The cottony psyllid is a European bug that sucks sap from trees, according to entomologist Ken Fry of Olds College. They get their name from the cotton-like wax they extrude when young to protect themselves from rain and chemicals, and appear to target black and Manchurian ash trees. As adults, they look like squished aphids. The bugs were first spotted in Deer Ridge in 2000 and are thought to have arrived on an imported tree.
The bug weakens trees by sucking sap from their leaves, says city tree pest foreman Scott Stanley, causing them to shrivel. This in itself isn't fatal, but it makes the trees vulnerable to drought and other pests.
The city has not found an effective way to fight the bug, Stanley says. Insecticidal soaps can work against the psyllid, he says, but the city would need a huge amount of it to treat all its affected trees. Crews have used an injected pesticide on affected trees for the last five years, but it's had little effect: about 1,000 black ash trees have died in the last two years.
As a result, the city has decided to phase out its black ashes entirely. "We're admitting defeat," Stanley says.
Bye bye black ash
Contractors will be planting replacement trees from Spruce Grove's Kiwi Nurseries over the next few weeks, Stanley says.

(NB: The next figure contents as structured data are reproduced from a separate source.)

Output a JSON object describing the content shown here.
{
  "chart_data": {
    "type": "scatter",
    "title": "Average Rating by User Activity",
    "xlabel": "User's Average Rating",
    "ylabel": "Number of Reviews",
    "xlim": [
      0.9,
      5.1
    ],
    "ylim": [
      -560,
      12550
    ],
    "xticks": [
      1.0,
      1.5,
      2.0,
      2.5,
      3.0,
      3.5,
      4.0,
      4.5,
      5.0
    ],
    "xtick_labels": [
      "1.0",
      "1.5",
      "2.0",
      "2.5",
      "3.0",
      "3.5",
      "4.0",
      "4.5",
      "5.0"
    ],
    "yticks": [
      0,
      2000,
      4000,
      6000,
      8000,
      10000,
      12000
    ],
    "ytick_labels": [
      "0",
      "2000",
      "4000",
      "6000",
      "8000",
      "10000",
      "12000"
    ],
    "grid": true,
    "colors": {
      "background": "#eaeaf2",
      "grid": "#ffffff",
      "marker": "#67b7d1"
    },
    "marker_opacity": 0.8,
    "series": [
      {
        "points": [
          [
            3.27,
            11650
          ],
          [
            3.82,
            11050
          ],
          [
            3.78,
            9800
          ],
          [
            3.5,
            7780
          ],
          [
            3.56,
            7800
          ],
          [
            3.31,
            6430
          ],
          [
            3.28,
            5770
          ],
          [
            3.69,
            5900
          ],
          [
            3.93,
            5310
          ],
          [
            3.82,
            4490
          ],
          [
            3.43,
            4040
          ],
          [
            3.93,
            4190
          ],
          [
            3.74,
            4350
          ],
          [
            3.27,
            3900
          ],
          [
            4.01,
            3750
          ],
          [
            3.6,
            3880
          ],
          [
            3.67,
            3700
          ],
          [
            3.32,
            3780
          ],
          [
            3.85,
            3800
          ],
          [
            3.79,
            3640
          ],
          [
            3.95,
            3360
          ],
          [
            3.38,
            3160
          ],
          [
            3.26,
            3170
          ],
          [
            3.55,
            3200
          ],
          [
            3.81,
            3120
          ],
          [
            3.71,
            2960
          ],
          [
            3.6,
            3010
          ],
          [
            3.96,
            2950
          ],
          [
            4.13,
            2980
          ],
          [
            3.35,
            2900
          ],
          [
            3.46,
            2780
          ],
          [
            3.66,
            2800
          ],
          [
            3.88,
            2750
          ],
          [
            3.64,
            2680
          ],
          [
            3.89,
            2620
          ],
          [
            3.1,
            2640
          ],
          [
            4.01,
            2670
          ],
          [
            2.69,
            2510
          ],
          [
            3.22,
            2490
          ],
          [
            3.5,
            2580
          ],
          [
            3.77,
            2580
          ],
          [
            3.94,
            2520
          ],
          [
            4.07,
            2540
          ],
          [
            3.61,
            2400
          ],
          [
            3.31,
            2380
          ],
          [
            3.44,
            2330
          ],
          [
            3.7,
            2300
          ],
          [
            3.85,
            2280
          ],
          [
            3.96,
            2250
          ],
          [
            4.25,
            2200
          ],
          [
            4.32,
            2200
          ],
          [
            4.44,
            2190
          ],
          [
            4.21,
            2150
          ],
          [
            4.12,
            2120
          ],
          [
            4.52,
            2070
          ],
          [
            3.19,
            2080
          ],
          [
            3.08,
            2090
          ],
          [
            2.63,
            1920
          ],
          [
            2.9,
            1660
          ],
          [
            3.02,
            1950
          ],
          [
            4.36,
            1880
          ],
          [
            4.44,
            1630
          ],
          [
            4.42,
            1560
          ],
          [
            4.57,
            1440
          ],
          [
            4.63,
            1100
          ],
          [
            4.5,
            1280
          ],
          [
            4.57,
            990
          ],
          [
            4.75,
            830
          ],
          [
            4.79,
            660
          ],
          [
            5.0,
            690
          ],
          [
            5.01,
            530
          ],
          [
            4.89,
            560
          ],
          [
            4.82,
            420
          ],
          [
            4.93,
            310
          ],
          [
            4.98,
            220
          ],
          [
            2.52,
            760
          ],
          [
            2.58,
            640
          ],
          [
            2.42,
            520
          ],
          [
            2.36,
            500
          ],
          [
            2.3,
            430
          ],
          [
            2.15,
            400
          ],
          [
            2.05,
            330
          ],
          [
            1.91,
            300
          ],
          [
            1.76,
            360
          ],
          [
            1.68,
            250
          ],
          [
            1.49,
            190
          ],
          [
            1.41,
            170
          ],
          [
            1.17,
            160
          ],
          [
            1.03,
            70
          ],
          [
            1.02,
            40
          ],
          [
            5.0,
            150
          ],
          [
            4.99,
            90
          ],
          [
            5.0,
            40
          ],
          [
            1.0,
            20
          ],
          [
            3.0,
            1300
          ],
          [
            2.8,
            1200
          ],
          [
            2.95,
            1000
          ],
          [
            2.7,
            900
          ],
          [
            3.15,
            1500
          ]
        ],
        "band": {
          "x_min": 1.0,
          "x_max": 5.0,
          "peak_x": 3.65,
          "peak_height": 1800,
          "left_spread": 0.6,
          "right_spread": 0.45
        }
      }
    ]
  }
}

The replacement trees — Brandon elms and blazing autumn maples — cost about $150 each.
Staff will no longer be planting black ash in the city, Jones says, as they have no effective way to defend them against the psyllid. Cities around Edmonton are taking similar steps. "There are some trees in Erin Ridge that are still doing quite well," he adds, and those will be left standing.
St. Albert has about 1,296 black ash trees, according to the city's tree inventory. They have smooth white bark and oval-shaped leaves.
Anyone who spots a tree that could be infested with the cottony psyllid should call public works at 780-453-1557.
The psyllid should not be confused with the ash-cone roller, which curls rather than shrivels leaves. Cone-rollers are the golden worms that ride silk lines in the summer.